I'd say the cats have the run of the house, except that they don't appear to. I've never actually seen any people who live there, but each window on the South side of the house leads to an outdoor aviary which is full of cockatiels. Consequently, the East, South and West sides of the house are full of cockatiel noises, which are stunning, and then stunning again when you realize that they aren't being played on a nature sounds cd or something, but are actually piping fresh from the vocal cords of a flock of actual birds, that, as I have described, live in the house. The outside of the aviary frequently has cats crawling on it, trying to figure out some way to get those paint-feathered assholes to shut up for a minute.
With that visual and auditory barrage going on, the placid waddle and low murmur of the ducks in their pond on the house’s Southeast corner might go completely unnoticed.
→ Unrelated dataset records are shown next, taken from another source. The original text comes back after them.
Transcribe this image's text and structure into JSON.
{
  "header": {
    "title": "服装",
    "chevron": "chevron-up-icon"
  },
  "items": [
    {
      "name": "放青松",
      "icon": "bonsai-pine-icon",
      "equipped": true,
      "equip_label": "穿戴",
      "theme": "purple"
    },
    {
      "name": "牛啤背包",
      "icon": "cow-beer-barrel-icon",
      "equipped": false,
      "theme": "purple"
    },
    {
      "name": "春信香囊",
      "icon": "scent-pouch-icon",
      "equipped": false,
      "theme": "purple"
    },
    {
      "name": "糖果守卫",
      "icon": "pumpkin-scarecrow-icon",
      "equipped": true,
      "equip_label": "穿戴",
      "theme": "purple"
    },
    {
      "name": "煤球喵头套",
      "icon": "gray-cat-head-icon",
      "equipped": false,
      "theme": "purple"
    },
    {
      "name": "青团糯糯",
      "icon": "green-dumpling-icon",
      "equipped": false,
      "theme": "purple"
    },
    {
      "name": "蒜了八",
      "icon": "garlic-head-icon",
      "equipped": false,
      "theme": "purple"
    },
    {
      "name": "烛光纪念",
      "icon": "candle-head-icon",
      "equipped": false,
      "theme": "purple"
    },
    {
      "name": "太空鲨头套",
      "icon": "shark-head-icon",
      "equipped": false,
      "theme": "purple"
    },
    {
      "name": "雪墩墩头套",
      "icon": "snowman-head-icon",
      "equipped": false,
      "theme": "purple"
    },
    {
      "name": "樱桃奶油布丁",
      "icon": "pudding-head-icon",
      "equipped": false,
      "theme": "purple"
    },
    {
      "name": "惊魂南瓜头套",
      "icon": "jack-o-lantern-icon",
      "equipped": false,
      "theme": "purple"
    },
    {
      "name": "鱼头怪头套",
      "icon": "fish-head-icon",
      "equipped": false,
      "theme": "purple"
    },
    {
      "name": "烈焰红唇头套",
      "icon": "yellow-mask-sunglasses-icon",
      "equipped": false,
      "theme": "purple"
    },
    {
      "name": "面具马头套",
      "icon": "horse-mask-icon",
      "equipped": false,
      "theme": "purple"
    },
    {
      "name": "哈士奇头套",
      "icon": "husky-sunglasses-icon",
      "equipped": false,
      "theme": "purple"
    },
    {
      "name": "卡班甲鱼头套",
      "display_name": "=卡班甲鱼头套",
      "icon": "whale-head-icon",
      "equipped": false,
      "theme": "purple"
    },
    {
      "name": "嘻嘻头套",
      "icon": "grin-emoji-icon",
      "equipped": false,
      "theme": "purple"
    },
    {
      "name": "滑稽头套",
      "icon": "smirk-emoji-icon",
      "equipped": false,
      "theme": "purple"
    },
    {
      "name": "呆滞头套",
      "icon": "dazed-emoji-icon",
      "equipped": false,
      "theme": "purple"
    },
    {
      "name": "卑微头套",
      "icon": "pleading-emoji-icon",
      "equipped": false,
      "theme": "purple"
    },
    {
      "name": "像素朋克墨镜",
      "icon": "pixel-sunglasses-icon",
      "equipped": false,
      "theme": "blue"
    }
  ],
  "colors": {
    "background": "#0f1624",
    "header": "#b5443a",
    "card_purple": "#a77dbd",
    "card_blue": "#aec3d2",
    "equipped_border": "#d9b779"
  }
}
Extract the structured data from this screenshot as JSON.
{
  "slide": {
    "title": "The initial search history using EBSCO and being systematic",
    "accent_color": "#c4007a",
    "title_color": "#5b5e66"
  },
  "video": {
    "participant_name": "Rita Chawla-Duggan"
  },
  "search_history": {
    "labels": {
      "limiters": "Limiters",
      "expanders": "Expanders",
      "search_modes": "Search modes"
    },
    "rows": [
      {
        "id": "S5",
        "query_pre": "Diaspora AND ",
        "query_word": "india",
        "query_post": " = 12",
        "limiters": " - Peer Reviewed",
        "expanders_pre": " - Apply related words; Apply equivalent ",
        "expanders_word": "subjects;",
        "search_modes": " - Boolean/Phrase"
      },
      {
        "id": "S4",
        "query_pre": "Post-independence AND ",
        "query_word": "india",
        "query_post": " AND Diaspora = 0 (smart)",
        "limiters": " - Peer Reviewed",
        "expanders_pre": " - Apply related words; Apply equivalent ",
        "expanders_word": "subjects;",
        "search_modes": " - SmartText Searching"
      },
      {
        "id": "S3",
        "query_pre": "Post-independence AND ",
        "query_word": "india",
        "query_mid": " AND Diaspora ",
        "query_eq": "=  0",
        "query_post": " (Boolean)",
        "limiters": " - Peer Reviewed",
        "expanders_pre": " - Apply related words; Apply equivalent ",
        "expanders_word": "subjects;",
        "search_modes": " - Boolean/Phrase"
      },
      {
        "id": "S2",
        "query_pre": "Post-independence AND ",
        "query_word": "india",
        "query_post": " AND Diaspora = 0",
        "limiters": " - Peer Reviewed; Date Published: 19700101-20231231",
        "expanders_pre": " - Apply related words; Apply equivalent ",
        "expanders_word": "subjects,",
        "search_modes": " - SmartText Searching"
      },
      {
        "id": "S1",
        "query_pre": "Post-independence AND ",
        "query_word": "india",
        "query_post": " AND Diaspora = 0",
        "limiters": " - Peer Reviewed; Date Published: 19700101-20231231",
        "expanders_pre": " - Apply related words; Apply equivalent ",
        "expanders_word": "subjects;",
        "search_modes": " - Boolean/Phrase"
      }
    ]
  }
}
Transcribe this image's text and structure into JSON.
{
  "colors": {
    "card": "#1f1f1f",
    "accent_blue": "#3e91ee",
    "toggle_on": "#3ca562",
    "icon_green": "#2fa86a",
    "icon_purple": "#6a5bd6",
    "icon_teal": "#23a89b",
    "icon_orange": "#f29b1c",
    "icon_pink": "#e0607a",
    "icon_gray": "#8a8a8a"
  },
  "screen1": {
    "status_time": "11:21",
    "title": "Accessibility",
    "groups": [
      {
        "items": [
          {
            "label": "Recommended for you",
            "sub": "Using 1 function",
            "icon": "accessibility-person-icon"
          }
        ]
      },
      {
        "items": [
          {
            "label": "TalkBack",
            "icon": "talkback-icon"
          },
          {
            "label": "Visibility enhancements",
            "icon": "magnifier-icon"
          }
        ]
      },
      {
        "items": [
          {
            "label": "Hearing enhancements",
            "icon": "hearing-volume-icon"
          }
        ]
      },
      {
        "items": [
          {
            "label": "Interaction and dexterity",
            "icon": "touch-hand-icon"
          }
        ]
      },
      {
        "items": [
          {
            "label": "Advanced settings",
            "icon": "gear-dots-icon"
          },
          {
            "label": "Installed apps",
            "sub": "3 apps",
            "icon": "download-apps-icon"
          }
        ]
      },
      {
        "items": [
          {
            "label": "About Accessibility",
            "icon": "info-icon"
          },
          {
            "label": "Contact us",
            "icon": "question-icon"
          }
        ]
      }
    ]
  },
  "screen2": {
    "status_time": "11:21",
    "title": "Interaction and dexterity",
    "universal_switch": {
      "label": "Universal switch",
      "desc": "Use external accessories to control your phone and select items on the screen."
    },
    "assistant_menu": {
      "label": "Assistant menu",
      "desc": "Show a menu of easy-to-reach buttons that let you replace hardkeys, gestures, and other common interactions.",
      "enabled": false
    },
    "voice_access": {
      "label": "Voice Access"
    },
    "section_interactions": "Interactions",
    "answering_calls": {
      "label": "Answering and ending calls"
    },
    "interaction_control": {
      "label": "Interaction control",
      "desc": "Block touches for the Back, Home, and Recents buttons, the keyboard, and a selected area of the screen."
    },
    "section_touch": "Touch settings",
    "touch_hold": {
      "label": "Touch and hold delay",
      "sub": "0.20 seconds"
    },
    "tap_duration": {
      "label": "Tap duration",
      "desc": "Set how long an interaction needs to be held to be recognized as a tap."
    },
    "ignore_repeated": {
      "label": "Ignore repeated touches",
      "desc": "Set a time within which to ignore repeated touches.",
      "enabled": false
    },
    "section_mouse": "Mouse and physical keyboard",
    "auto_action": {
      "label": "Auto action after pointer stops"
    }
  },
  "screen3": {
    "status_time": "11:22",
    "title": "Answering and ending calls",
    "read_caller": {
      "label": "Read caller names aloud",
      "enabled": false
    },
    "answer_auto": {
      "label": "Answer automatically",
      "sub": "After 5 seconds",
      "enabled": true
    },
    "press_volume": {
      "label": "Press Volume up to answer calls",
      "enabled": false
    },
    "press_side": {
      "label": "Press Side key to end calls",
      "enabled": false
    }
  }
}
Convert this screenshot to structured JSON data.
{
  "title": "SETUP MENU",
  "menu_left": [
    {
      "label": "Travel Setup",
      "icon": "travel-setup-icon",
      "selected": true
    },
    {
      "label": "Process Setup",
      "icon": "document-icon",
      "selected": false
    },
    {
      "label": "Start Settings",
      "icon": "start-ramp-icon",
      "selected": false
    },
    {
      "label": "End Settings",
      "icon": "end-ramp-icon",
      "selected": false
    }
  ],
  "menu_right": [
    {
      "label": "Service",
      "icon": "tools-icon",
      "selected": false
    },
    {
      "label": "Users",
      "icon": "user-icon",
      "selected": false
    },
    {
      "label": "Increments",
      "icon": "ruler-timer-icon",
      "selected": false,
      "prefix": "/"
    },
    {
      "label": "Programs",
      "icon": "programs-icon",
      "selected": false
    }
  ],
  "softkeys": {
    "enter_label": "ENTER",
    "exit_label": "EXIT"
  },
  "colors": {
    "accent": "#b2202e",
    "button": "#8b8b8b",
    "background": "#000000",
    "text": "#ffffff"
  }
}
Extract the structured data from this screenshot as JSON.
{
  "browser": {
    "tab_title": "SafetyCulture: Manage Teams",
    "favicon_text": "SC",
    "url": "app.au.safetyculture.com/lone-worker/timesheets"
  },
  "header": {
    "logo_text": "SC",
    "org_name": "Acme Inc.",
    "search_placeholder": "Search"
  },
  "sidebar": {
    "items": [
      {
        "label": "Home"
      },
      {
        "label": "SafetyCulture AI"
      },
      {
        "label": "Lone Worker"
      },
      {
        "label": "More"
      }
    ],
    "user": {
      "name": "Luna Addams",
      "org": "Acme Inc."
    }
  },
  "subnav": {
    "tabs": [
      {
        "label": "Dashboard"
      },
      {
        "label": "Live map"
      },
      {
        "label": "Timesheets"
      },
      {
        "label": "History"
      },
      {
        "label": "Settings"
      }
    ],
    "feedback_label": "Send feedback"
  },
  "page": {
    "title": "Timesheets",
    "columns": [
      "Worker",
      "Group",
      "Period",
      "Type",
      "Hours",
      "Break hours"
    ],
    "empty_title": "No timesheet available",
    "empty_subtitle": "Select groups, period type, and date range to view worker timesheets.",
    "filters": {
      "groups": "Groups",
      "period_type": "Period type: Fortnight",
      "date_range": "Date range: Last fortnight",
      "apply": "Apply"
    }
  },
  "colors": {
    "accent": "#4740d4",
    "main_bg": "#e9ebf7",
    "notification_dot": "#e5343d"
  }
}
Given all this, it should not surprise you particularly to learn that the house next door is for sale, and has been for some time, despite its quite reasonable asking price.

I’m always conflicted by things like these. The people who I must infer live there obviously put a great deal of energy into keeping these animals, and keeping them from killing one another. This would seem to suggest that they like their life the way it is. I feel a kind of jealousy. I imagine these Francis of Assisi types sitting I their sunny home, which contains a fountain in the living room, speaking to their birds and cats, their lives somehow serene. I also feel a squirmy kind of pity. I imagine them sitting, frazzled on their ruined furniture with their flock of birds and their herd of cats and whatever else they’ve got in there, feeling somehow a slave to the degenerate flow from two birds and three cats to four birds and six cats, to what the hell’s the difference, sure, we’ll take ‘em, we’re already deaf anyway and the toxoplasmosis isn’t so bad once you get used to it.

There but for fortune go me, anyway.  Except that I don't think I like birds much.


*I am actually referring to mouselike creatures of all kinds, as well as largish beetles, spiders, flies, unwary songbirds and anything else which has the unfortunate qualities of being smaller and slower than a cat, and therefore becomes a thing for a cat to play with until the thing dies, or if it thinks of it in time, feigns death. Those possessed of the mentality or instinct for playing possum, if they do it convincingly enough, find the experience of having to do so unpleasant, and usually find some other neighborhood to be small and slow in.